Several Texas prosecutors have said they are now less likely to pursue the death penalty. Capital cases are long and expensive, and defendants are often willing to plead to life without parole to avoid the death penalty.
Others argue that jurors have become less willing to agree to the ultimate punishment as more stories emerge of convicted offenders exonerated through DNA evidence.

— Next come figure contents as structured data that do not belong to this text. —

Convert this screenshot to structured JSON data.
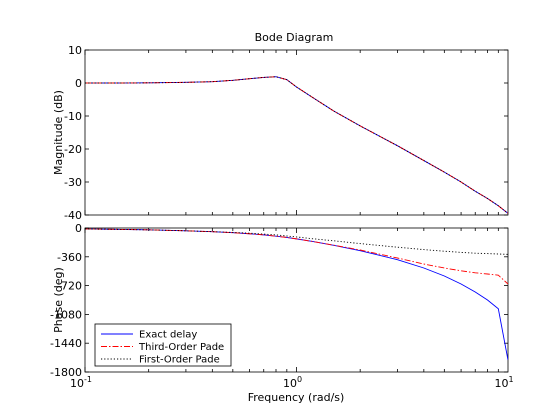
{
  "chart_data": {
    "type": "line",
    "title": "Bode Diagram",
    "xlabel": "Frequency  (rad/s)",
    "x_scale": "log",
    "xlim": [
      0.1,
      10
    ],
    "x_ticks": [
      {
        "value": 0.1,
        "base": "10",
        "exp": "-1"
      },
      {
        "value": 1,
        "base": "10",
        "exp": "0"
      },
      {
        "value": 10,
        "base": "10",
        "exp": "1"
      }
    ],
    "grid": false,
    "legend_position": "bottom-left",
    "panels": [
      {
        "name": "magnitude",
        "ylabel": "Magnitude (dB)",
        "ylim": [
          -40,
          10
        ],
        "y_ticks": [
          10,
          0,
          -10,
          -20,
          -30,
          -40
        ],
        "series": [
          {
            "name": "Exact delay",
            "color": "#0000ff",
            "x": [
              0.1,
              0.15,
              0.2,
              0.3,
              0.4,
              0.5,
              0.6,
              0.7,
              0.8,
              0.9,
              1.0,
              1.2,
              1.5,
              2,
              3,
              4,
              5,
              6,
              7,
              8,
              9,
              10
            ],
            "y": [
              0,
              0,
              0.05,
              0.2,
              0.4,
              0.8,
              1.3,
              1.7,
              1.9,
              1.0,
              -1.2,
              -4.5,
              -8.5,
              -13.0,
              -19.0,
              -23.5,
              -27.0,
              -30.0,
              -32.8,
              -35.0,
              -37.2,
              -39.5
            ]
          },
          {
            "name": "Third-Order Pade",
            "color": "#ff0000",
            "x": [
              0.1,
              0.15,
              0.2,
              0.3,
              0.4,
              0.5,
              0.6,
              0.7,
              0.8,
              0.9,
              1.0,
              1.2,
              1.5,
              2,
              3,
              4,
              5,
              6,
              7,
              8,
              9,
              10
            ],
            "y": [
              0,
              0,
              0.05,
              0.2,
              0.4,
              0.8,
              1.3,
              1.7,
              1.9,
              1.0,
              -1.2,
              -4.5,
              -8.5,
              -13.0,
              -19.0,
              -23.5,
              -27.0,
              -30.0,
              -32.8,
              -35.0,
              -37.2,
              -39.5
            ]
          },
          {
            "name": "First-Order Pade",
            "color": "#000000",
            "x": [
              0.1,
              0.15,
              0.2,
              0.3,
              0.4,
              0.5,
              0.6,
              0.7,
              0.8,
              0.9,
              1.0,
              1.2,
              1.5,
              2,
              3,
              4,
              5,
              6,
              7,
              8,
              9,
              10
            ],
            "y": [
              0,
              0,
              0.05,
              0.2,
              0.4,
              0.8,
              1.3,
              1.7,
              1.9,
              1.0,
              -1.2,
              -4.5,
              -8.5,
              -13.0,
              -19.0,
              -23.5,
              -27.0,
              -30.0,
              -32.8,
              -35.0,
              -37.2,
              -39.5
            ]
          }
        ]
      },
      {
        "name": "phase",
        "ylabel": "Phase (deg)",
        "ylim": [
          -1800,
          0
        ],
        "y_ticks": [
          0,
          -360,
          -720,
          -1080,
          -1440,
          -1800
        ],
        "series": [
          {
            "name": "Exact delay",
            "color": "#0000ff",
            "x": [
              0.1,
              0.15,
              0.2,
              0.3,
              0.4,
              0.5,
              0.6,
              0.7,
              0.8,
              0.9,
              1.0,
              1.2,
              1.5,
              2,
              3,
              4,
              5,
              6,
              7,
              8,
              9,
              10
            ],
            "y": [
              -12,
              -18,
              -23,
              -35,
              -46,
              -58,
              -72,
              -86,
              -102,
              -118,
              -136,
              -170,
              -217,
              -283,
              -396,
              -500,
              -600,
              -700,
              -800,
              -900,
              -1010,
              -1650
            ]
          },
          {
            "name": "Third-Order Pade",
            "color": "#ff0000",
            "x": [
              0.1,
              0.15,
              0.2,
              0.3,
              0.4,
              0.5,
              0.6,
              0.7,
              0.8,
              0.9,
              1.0,
              1.2,
              1.5,
              2,
              3,
              4,
              5,
              6,
              7,
              8,
              9,
              10
            ],
            "y": [
              -12,
              -18,
              -23,
              -35,
              -46,
              -58,
              -72,
              -86,
              -102,
              -118,
              -136,
              -170,
              -215,
              -275,
              -375,
              -450,
              -500,
              -535,
              -560,
              -575,
              -590,
              -700
            ]
          },
          {
            "name": "First-Order Pade",
            "color": "#000000",
            "x": [
              0.1,
              0.15,
              0.2,
              0.3,
              0.4,
              0.5,
              0.6,
              0.7,
              0.8,
              0.9,
              1.0,
              1.2,
              1.5,
              2,
              3,
              4,
              5,
              6,
              7,
              8,
              9,
              10
            ],
            "y": [
              -12,
              -18,
              -23,
              -35,
              -46,
              -55,
              -65,
              -76,
              -86,
              -100,
              -112,
              -135,
              -160,
              -195,
              -240,
              -270,
              -290,
              -305,
              -315,
              -320,
              -325,
              -330
            ]
          }
        ]
      }
    ]
  }
}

Nine people sentenced to Death Row were exonerated in 2009, according to the report, including two Texans: Michael Toney, who was convicted of the 1985 bombing of a Lake Worth trailer and served nine months, and Robert Springsteen, who was convicted of the 1991 slayings of four teens at an Austin yogurt shop and served eight years.
"I think there are a large number of people who are on Death Row currently in Texas who most likely would not have been sentenced to death in the current climate," said Kristin Houlé, executive director of the Texas Coalition to Abolish the Death Penalty.
Economic factors?
The report suggests a third theory: The bad economy has prompted district attorneys to shy away from pursuing the death penalty because they are more expensive.
"The economics are a controlling factor on that," Hubbarth said. "It has nothing to do with public opinion."
While the death penalty is becoming more rare in Texas courtrooms, the state’s justice system is still working through the hundreds already sentenced to die.
Almost all of the offenders executed by Texas this year were sent to Death Row between 1993 and 1999, when the state gained international notoriety for its high use of the death penalty.
The Death Row facility at Huntsville will likely stay busy next year. Six executions are already scheduled through March 30.